What We Can Learn From Putin

Vladimir Putin isn’t a hero, but his interview with Tucker Carlson brings out some basic truths that we would do well to consider. In contrast to brain dead Biden and his gang of neocon controllers, Putin isn’t dominated by an ideological vision that requires world hegemony. He is a nationalist who aims to advance the interest of Russia. This enables him to have a realistic perception of world politics. In what follows, I’ll discuss some of the vital points we can learn from him.

Some people don’t want us to learn these lessons. As usual, the great Dr. Ron Paul is on top of this. Right after the interview, the mainstream media attacked it. They don’t want you to know that there is another side to their propaganda. Dr. Paul says:

“There has been much written and said about Tucker Carlson’s interview with Russian President Vladimir Putin last week. As of this writing the video on Twitter alone has been viewed nearly 200 million times, making it likely the most-viewed news event in history. Many millions of viewers who may not have had access to the other side of the story were informed that the Russia/Ukraine military conflict did not begin in 2022, as the mainstream media continuously reports, but in fact began eight years earlier with a US-backed coup in Ukraine. The US media does not report this because they don’t want Americans to begin questioning our interventionist foreign policy. They don’t want Americans to see that our government meddling in the affairs of other countries – whether by “color revolution,” sanctions, or bombs – has real and deadly consequences to those on the receiving end of our foreign policy.
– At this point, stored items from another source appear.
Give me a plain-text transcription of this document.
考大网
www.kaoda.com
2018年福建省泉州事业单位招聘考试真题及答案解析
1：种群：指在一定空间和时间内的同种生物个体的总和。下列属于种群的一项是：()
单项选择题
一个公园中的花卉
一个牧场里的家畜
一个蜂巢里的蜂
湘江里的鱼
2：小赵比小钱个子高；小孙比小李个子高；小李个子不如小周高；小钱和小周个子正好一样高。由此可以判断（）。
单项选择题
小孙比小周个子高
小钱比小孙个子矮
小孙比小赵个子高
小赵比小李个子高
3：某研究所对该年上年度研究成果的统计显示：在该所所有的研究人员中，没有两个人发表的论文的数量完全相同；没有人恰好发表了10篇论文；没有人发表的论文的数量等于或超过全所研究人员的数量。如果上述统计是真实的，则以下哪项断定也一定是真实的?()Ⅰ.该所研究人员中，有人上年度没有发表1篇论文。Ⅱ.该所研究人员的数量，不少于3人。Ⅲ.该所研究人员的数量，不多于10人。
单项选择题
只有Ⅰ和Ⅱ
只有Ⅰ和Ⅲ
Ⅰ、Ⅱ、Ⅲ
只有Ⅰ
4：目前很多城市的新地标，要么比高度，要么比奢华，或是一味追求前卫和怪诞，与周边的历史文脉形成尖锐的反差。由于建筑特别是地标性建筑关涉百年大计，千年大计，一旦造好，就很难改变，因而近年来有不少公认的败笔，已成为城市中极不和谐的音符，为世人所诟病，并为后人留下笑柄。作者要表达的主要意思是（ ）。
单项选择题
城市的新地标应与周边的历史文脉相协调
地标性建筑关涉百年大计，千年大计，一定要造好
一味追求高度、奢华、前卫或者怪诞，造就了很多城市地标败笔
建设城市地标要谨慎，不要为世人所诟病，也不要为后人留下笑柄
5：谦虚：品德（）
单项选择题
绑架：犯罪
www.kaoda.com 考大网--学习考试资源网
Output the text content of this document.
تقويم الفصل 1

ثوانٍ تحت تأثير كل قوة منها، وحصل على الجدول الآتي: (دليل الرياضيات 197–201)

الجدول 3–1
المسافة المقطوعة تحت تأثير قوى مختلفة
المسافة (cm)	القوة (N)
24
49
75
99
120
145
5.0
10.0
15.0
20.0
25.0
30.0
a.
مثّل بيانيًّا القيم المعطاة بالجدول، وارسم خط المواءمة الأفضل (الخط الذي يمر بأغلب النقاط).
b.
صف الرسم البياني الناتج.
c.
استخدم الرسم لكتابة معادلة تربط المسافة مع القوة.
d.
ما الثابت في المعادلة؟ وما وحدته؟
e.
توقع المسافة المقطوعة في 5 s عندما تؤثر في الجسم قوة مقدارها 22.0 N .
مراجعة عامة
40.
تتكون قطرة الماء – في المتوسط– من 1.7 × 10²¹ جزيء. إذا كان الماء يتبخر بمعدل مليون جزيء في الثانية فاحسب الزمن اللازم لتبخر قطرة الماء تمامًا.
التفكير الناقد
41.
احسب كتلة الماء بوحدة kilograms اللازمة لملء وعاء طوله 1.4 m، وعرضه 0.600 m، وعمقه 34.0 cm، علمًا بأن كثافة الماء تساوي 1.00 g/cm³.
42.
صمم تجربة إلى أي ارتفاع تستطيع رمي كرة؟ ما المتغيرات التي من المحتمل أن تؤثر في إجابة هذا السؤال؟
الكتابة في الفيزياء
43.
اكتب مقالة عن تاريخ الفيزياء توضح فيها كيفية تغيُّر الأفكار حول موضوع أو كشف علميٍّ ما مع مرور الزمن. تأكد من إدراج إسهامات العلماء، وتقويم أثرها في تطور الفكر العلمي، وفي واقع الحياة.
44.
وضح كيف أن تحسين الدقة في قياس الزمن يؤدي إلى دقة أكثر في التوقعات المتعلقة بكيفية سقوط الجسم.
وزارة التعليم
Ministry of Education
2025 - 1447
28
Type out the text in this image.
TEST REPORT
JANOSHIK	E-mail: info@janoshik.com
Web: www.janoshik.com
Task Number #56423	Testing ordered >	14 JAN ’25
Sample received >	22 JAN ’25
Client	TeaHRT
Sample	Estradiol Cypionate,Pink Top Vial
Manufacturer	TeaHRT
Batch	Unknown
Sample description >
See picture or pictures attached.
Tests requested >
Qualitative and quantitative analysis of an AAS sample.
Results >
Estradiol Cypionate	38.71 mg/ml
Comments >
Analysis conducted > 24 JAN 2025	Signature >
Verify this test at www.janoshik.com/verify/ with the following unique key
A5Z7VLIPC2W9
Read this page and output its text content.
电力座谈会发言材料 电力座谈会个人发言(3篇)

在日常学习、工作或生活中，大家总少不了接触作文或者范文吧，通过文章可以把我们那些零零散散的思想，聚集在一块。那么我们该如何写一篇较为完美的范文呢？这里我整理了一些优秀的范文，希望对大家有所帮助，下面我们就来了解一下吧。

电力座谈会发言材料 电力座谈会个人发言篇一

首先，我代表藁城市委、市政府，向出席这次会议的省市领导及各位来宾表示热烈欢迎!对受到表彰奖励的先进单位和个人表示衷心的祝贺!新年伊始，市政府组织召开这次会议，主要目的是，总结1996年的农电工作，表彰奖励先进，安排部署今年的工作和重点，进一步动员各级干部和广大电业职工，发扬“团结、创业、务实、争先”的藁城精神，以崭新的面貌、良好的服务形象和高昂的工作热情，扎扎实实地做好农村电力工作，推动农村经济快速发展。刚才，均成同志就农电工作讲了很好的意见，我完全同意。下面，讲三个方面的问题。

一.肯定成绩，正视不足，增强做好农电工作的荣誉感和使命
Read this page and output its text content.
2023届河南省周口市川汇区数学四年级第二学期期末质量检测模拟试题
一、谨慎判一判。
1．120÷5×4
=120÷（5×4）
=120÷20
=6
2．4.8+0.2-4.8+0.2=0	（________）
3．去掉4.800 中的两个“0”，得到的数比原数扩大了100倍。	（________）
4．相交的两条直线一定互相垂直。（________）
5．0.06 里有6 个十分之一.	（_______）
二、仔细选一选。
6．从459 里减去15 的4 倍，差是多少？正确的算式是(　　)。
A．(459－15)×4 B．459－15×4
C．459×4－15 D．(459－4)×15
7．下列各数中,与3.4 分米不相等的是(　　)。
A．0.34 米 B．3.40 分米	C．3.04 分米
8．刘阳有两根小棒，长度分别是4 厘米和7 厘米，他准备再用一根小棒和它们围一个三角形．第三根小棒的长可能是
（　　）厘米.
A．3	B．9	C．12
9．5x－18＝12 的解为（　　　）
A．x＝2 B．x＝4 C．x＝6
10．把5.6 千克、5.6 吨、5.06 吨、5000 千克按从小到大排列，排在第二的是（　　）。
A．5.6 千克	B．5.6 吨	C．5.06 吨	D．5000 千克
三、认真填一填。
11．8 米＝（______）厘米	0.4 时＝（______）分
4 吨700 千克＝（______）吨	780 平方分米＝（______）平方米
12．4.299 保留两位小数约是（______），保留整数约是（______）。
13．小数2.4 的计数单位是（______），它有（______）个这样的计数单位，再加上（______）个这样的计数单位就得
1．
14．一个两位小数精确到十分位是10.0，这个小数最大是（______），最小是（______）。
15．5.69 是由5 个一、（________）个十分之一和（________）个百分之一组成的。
To me, however, perhaps the most interesting aspect of the Tucker Carlson interview with Putin was the US mainstream media reaction. As Putin himself said during the interview, “in the world of propaganda, it’s very difficult to defeat the United States.” Even a casual look at the US mainstream media’s reporting before and after the interview would show how correct he is about that. In the days and weeks before the interview, the US media was filled with stories about how horrible it was that Tucker Carlson was interviewing the Russian president. There was the danger, they all said, that Putin might spread “disinformation.”

That Putin might say something to put his country in a better light was, they were saying, reason enough to not interview him. With that logic, why have journalism at all? Everyone interviewed by journalists – certainly every world leader – will attempt to paint a rosy picture. The job of a journalist in a free society should be to do the reporting and let the people decide. But somehow that has been lost. These days the mainstream media tells you what to think and you better not dispute it or you will be cancelled!

What the US mainstream media was really worried about was that the “other side of the story” might start to ring true with the public. So they attacked the messenger.

The CNN reporting on Tucker’s interview pretty much sums up the reaction across the board of the US mainstream media. Their headline read, “Tucker Carlson is in Russia to interview Putin. He’s already doing the bidding of the Kremlin.”

By merely doing what used to be called “journalism” – interviewing and reporting on people and events, whether good or bad – one is “doing the bidding” of the subject of the interview or report?

No wonder fellow journalist Julian Assange has been locked away in a gulag for so many years. He dared to assume that in a free society, being a journalist means reporting the good, the bad, and the ugly even if it puts those in power in a bad light.